Wednesday, July 30, 2008

Cool Japanese Ghosts

It was really exciting to respond to those comments on designing languages, and I'm always open to more discussion of questions, but tonight I want to do something different. I'm going to talk about Japanese ghosts and spirits.

I didn't learn about these ghosts through manga (sometimes these are created by the authors), and I didn't learn about them until after I'd been living in Japan for most of a year, but I love them. They were first chronicled in English by Lafcadio Hearn, who lived in the city of Matsue, Japan starting in 1890, and became a Japanese citizen. His house still stands in the city of Matsue, and they also have some really cool statues of ghosts. If you want to explore the full variety of Japanese ghosts, you can visit a website called "The Obakemono Project" and get an extensive list, with pictures.
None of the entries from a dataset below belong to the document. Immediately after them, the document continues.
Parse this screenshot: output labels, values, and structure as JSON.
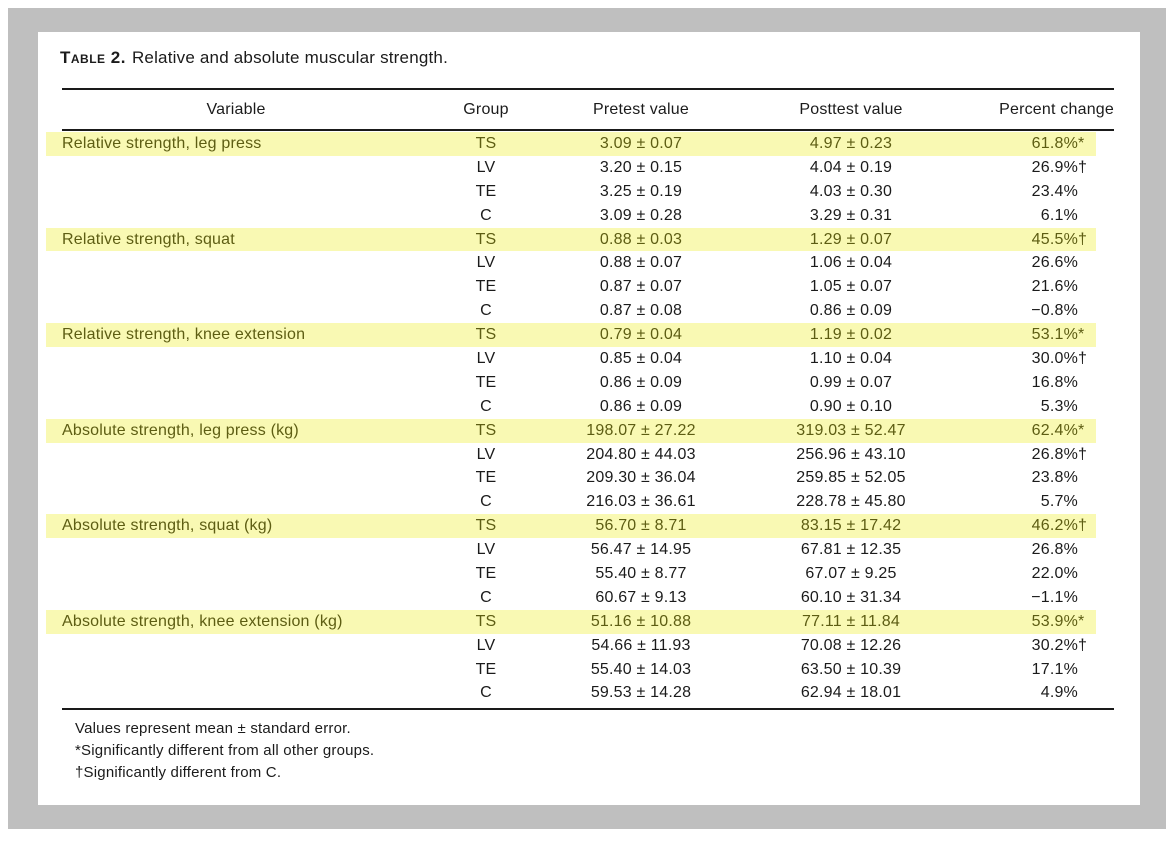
{
  "table": {
    "caption_label": "Table 2.",
    "caption_text": "Relative and absolute muscular strength.",
    "columns": [
      "Variable",
      "Group",
      "Pretest value",
      "Posttest value",
      "Percent change"
    ],
    "rows": [
      {
        "variable": "Relative strength, leg press",
        "group": "TS",
        "pretest": "3.09 ± 0.07",
        "posttest": "4.97 ± 0.23",
        "percent": "61.8%",
        "symbol": "*",
        "highlight": true
      },
      {
        "variable": "",
        "group": "LV",
        "pretest": "3.20 ± 0.15",
        "posttest": "4.04 ± 0.19",
        "percent": "26.9%",
        "symbol": "†",
        "highlight": false
      },
      {
        "variable": "",
        "group": "TE",
        "pretest": "3.25 ± 0.19",
        "posttest": "4.03 ± 0.30",
        "percent": "23.4%",
        "symbol": "",
        "highlight": false
      },
      {
        "variable": "",
        "group": "C",
        "pretest": "3.09 ± 0.28",
        "posttest": "3.29 ± 0.31",
        "percent": "6.1%",
        "symbol": "",
        "highlight": false
      },
      {
        "variable": "Relative strength, squat",
        "group": "TS",
        "pretest": "0.88 ± 0.03",
        "posttest": "1.29 ± 0.07",
        "percent": "45.5%",
        "symbol": "†",
        "highlight": true
      },
      {
        "variable": "",
        "group": "LV",
        "pretest": "0.88 ± 0.07",
        "posttest": "1.06 ± 0.04",
        "percent": "26.6%",
        "symbol": "",
        "highlight": false
      },
      {
        "variable": "",
        "group": "TE",
        "pretest": "0.87 ± 0.07",
        "posttest": "1.05 ± 0.07",
        "percent": "21.6%",
        "symbol": "",
        "highlight": false
      },
      {
        "variable": "",
        "group": "C",
        "pretest": "0.87 ± 0.08",
        "posttest": "0.86 ± 0.09",
        "percent": "−0.8%",
        "symbol": "",
        "highlight": false
      },
      {
        "variable": "Relative strength, knee extension",
        "group": "TS",
        "pretest": "0.79 ± 0.04",
        "posttest": "1.19 ± 0.02",
        "percent": "53.1%",
        "symbol": "*",
        "highlight": true
      },
      {
        "variable": "",
        "group": "LV",
        "pretest": "0.85 ± 0.04",
        "posttest": "1.10 ± 0.04",
        "percent": "30.0%",
        "symbol": "†",
        "highlight": false
      },
      {
        "variable": "",
        "group": "TE",
        "pretest": "0.86 ± 0.09",
        "posttest": "0.99 ± 0.07",
        "percent": "16.8%",
        "symbol": "",
        "highlight": false
      },
      {
        "variable": "",
        "group": "C",
        "pretest": "0.86 ± 0.09",
        "posttest": "0.90 ± 0.10",
        "percent": "5.3%",
        "symbol": "",
        "highlight": false
      },
      {
        "variable": "Absolute strength, leg press (kg)",
        "group": "TS",
        "pretest": "198.07 ± 27.22",
        "posttest": "319.03 ± 52.47",
        "percent": "62.4%",
        "symbol": "*",
        "highlight": true
      },
      {
        "variable": "",
        "group": "LV",
        "pretest": "204.80 ± 44.03",
        "posttest": "256.96 ± 43.10",
        "percent": "26.8%",
        "symbol": "†",
        "highlight": false
      },
      {
        "variable": "",
        "group": "TE",
        "pretest": "209.30 ± 36.04",
        "posttest": "259.85 ± 52.05",
        "percent": "23.8%",
        "symbol": "",
        "highlight": false
      },
      {
        "variable": "",
        "group": "C",
        "pretest": "216.03 ± 36.61",
        "posttest": "228.78 ± 45.80",
        "percent": "5.7%",
        "symbol": "",
        "highlight": false
      },
      {
        "variable": "Absolute strength, squat (kg)",
        "group": "TS",
        "pretest": "56.70 ± 8.71",
        "posttest": "83.15 ± 17.42",
        "percent": "46.2%",
        "symbol": "†",
        "highlight": true
      },
      {
        "variable": "",
        "group": "LV",
        "pretest": "56.47 ± 14.95",
        "posttest": "67.81 ± 12.35",
        "percent": "26.8%",
        "symbol": "",
        "highlight": false
      },
      {
        "variable": "",
        "group": "TE",
        "pretest": "55.40 ± 8.77",
        "posttest": "67.07 ± 9.25",
        "percent": "22.0%",
        "symbol": "",
        "highlight": false
      },
      {
        "variable": "",
        "group": "C",
        "pretest": "60.67 ± 9.13",
        "posttest": "60.10 ± 31.34",
        "percent": "−1.1%",
        "symbol": "",
        "highlight": false
      },
      {
        "variable": "Absolute strength, knee extension (kg)",
        "group": "TS",
        "pretest": "51.16 ± 10.88",
        "posttest": "77.11 ± 11.84",
        "percent": "53.9%",
        "symbol": "*",
        "highlight": true
      },
      {
        "variable": "",
        "group": "LV",
        "pretest": "54.66 ± 11.93",
        "posttest": "70.08 ± 12.26",
        "percent": "30.2%",
        "symbol": "†",
        "highlight": false
      },
      {
        "variable": "",
        "group": "TE",
        "pretest": "55.40 ± 14.03",
        "posttest": "63.50 ± 10.39",
        "percent": "17.1%",
        "symbol": "",
        "highlight": false
      },
      {
        "variable": "",
        "group": "C",
        "pretest": "59.53 ± 14.28",
        "posttest": "62.94 ± 18.01",
        "percent": "4.9%",
        "symbol": "",
        "highlight": false
      }
    ],
    "footnotes": [
      "Values represent mean ± standard error.",
      "*Significantly different from all other groups.",
      "†Significantly different from C."
    ]
  },
  "colors": {
    "frame_gray": "#bfbfbf",
    "highlight_yellow": "#f9f9b3",
    "highlight_text_olive": "#5d5d13",
    "body_text": "#1b1b1b"
  }
}
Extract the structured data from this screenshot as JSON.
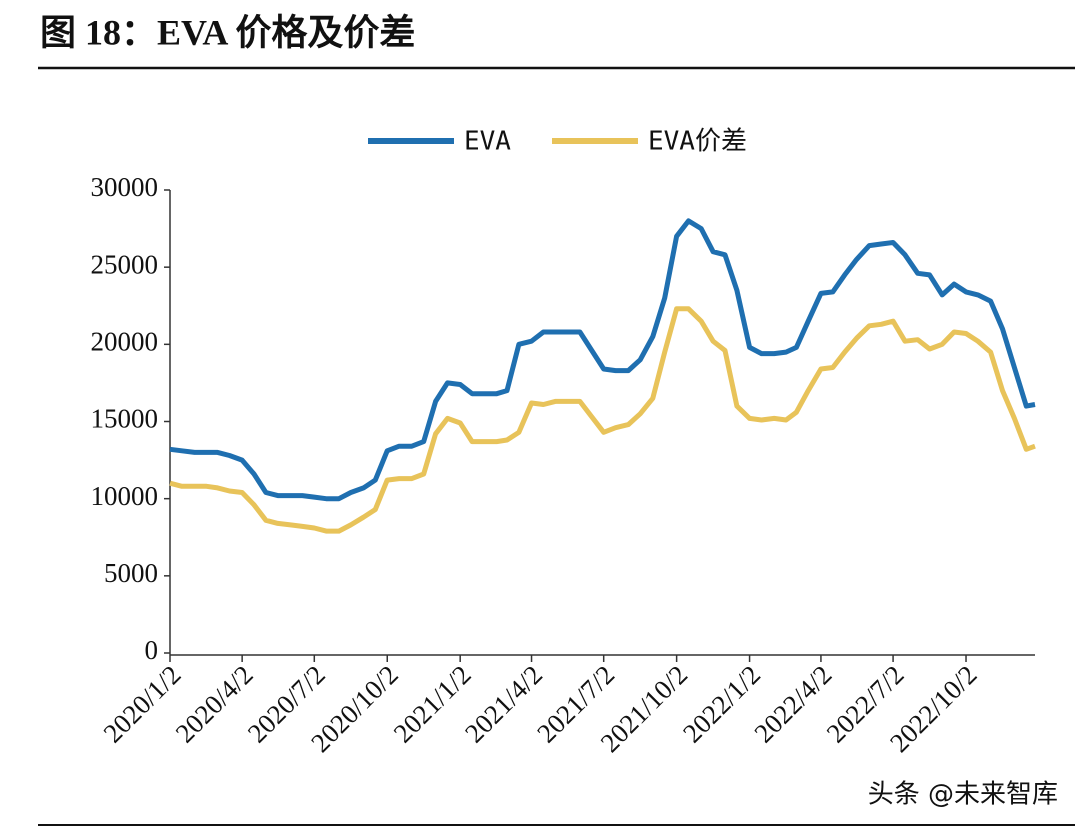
{
  "chart_data": {
    "type": "line",
    "title": "图 18：EVA 价格及价差",
    "watermark": "头条 @未来智库",
    "x": [
      "2020/1/2",
      "2020/1/17",
      "2020/2/2",
      "2020/2/17",
      "2020/3/2",
      "2020/3/17",
      "2020/4/2",
      "2020/4/17",
      "2020/5/2",
      "2020/5/17",
      "2020/6/2",
      "2020/6/17",
      "2020/7/2",
      "2020/7/17",
      "2020/8/2",
      "2020/8/17",
      "2020/9/2",
      "2020/9/17",
      "2020/10/2",
      "2020/10/17",
      "2020/11/2",
      "2020/11/17",
      "2020/12/2",
      "2020/12/17",
      "2021/1/2",
      "2021/1/17",
      "2021/2/2",
      "2021/2/17",
      "2021/3/2",
      "2021/3/17",
      "2021/4/2",
      "2021/4/17",
      "2021/5/2",
      "2021/5/17",
      "2021/6/2",
      "2021/6/17",
      "2021/7/2",
      "2021/7/17",
      "2021/8/2",
      "2021/8/17",
      "2021/9/2",
      "2021/9/17",
      "2021/10/2",
      "2021/10/17",
      "2021/11/2",
      "2021/11/17",
      "2021/12/2",
      "2021/12/17",
      "2022/1/2",
      "2022/1/17",
      "2022/2/2",
      "2022/2/17",
      "2022/3/2",
      "2022/3/17",
      "2022/4/2",
      "2022/4/17",
      "2022/5/2",
      "2022/5/17",
      "2022/6/2",
      "2022/6/17",
      "2022/7/2",
      "2022/7/17",
      "2022/8/2",
      "2022/8/17",
      "2022/9/2",
      "2022/9/17",
      "2022/10/2",
      "2022/10/17",
      "2022/11/2",
      "2022/11/17",
      "2022/12/2",
      "2022/12/17",
      "2022/12/28"
    ],
    "series": [
      {
        "name": "EVA",
        "color": "#1f6fb0",
        "values": [
          13200,
          13100,
          13000,
          13000,
          13000,
          12800,
          12500,
          11600,
          10400,
          10200,
          10200,
          10200,
          10100,
          10000,
          10000,
          10400,
          10700,
          11200,
          13100,
          13400,
          13400,
          13700,
          16300,
          17500,
          17400,
          16800,
          16800,
          16800,
          17000,
          20000,
          20200,
          20800,
          20800,
          20800,
          20800,
          19600,
          18400,
          18300,
          18300,
          19000,
          20500,
          23000,
          27000,
          28000,
          27500,
          26000,
          25800,
          23500,
          19800,
          19400,
          19400,
          19500,
          19800,
          21500,
          23300,
          23400,
          24500,
          25500,
          26400,
          26500,
          26600,
          25800,
          24600,
          24500,
          23200,
          23900,
          23400,
          23200,
          22800,
          21000,
          18500,
          16000,
          16100
        ]
      },
      {
        "name": "EVA价差",
        "color": "#e8c35a",
        "values": [
          11000,
          10800,
          10800,
          10800,
          10700,
          10500,
          10400,
          9600,
          8600,
          8400,
          8300,
          8200,
          8100,
          7900,
          7900,
          8300,
          8800,
          9300,
          11200,
          11300,
          11300,
          11600,
          14200,
          15200,
          14900,
          13700,
          13700,
          13700,
          13800,
          14300,
          16200,
          16100,
          16300,
          16300,
          16300,
          15300,
          14300,
          14600,
          14800,
          15500,
          16500,
          19500,
          22300,
          22300,
          21500,
          20200,
          19600,
          16000,
          15200,
          15100,
          15200,
          15100,
          15600,
          17000,
          18400,
          18500,
          19500,
          20400,
          21200,
          21300,
          21500,
          20200,
          20300,
          19700,
          20000,
          20800,
          20700,
          20200,
          19500,
          17000,
          15200,
          13200,
          13400
        ]
      }
    ],
    "xlim": [
      "2020/1/2",
      "2022/12/28"
    ],
    "xticks": [
      "2020/1/2",
      "2020/4/2",
      "2020/7/2",
      "2020/10/2",
      "2021/1/2",
      "2021/4/2",
      "2021/7/2",
      "2021/10/2",
      "2022/1/2",
      "2022/4/2",
      "2022/7/2",
      "2022/10/2"
    ],
    "ylim": [
      0,
      30000
    ],
    "yticks": [
      0,
      5000,
      10000,
      15000,
      20000,
      25000,
      30000
    ],
    "legend": "top"
  }
}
This list doesn't include dragons, which I guess fall into their own category. But the ghosts do include creatures like the tengu, a goblin creature that is both birdlike and manlike, and can change its form into that of a wandering priest. Then there's the kitsune or fox, who can change its form and appear to be a woman (sometimes with a tail). The tanuki (roughly translated as raccoon-dog) is a mischievous creature and can change its form as well, as can the scary bake-neko or ghost cat. In fact, obake-mono translates literally as "change creature."

A noppera-bo will appear to be someone so upset that they are hiding their face, but when they finally turn to you, you'll discover they have no face at all, but a smooth egglike complexion. The rokuro-kubi seem normal by day, but at night their heads fly off their bodies and make mischief, sometimes attached to the body by a long rope of flesh!

These are some of my favorites, but I couldn't possibly list them all here - I'll let you explore The Obakemono Project for that. What I do want to comment on, though, is the way the Japanese ghosts have characteristics that make them particular to Japanese cultural concerns.

Consider for example the laughing woman (kera-kera onna), who haunts people by laughing derisively.

Or consider the "ghosts" caused by neglect: the two-mouthed woman (futakuchi onna) which is essentially a normal woman who grows another mouth because she's been neglected; the karakasa-obake which results from the neglect of an umbrella; another which results from the neglect of shoes, and a host of other objects that take on spirits of mischief if they're left untended. There's also the tenjo-name, a creature who licks dirty neglected ceilings.

I'll close by going back to the idea of obake-mono as "change creatures." Among the vast number of Japanese cultural concepts we find tatemae (front, facade) and honne (true feeling). Different value is placed on maintaining one's polite face, and showing one's true feelings, depending on the circumstances - so it should come as no surprise that deception, change, and the revelation of the true nature of a creature would feature so prominently in the Japanese ghosts.

I'll leave it up to you to think about how our own Western ghost creatures might reflect our cultural concepts. But I hope you feel inspired to consider superstition as an area ripe for exploration in the creation of fantastical or science fictional peoples.

1 comment:

  1. Very interesting. Thanks for pointing out the website,

    I've always thought that a culture's demons, devils, angels, and the like reveal immense amounts about a culture.